Getting There, Getting Out
Without a car you are essentially marooned. The station is 3 km below the village along a wooded lane with no pavement; locals hitch lifts from neighbours. Six trains a day run to Barcelona, the last returning at 21:04. Miss it and a taxi from Terrassa costs around €35. Drivers should leave the C-58 at junction 23, follow the BV-1202 for five minutes and park on Avinguda Catalunya where spaces are free and the slope up to the church will stretch stiff legs.
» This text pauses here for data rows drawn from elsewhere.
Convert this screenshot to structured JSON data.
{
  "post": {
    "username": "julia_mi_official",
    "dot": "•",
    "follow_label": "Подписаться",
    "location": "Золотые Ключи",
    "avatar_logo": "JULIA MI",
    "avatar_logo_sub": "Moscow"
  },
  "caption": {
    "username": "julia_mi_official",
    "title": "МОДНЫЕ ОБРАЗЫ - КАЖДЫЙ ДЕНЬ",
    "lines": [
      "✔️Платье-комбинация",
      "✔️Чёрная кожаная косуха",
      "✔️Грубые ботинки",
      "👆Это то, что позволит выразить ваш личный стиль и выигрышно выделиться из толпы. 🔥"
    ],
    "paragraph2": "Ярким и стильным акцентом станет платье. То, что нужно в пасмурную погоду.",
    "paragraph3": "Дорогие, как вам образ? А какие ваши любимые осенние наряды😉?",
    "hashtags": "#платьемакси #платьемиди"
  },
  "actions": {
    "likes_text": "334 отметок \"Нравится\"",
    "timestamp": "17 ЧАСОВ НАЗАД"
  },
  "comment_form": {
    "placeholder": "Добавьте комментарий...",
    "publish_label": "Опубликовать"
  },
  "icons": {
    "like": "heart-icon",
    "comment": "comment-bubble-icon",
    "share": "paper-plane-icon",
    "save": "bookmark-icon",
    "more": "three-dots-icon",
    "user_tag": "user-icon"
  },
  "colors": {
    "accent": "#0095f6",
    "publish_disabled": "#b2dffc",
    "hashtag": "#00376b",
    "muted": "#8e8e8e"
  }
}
Summer brings dense heat that lingers after dusk; winters are sharp, occasionally snowy, and the ridge road can ice over. Spring and early autumn are the comfortable windows, daylight long enough for a walk before lunch, temperatures polite enough for a jacket at night.
The Honest Verdict
Vacarisses will never compete with the medieval theatre of Besalú or the wine-cellars of Priorat. It offers, instead, a snapshot of how ordinary Catalans live when the working day ends: a quick cortado in the square, children kicking a ball against 14th-century walls, the 9.15 silence that falls once the commuters have gone. Treat it as a pause rather than a destination and the village repays with cheap coffee, pine-scented air and a view of Montserrat you do not have to queue for. Expect anything more and you will be back on the motorway within the hour, wondering why you left Barcelona in the first place.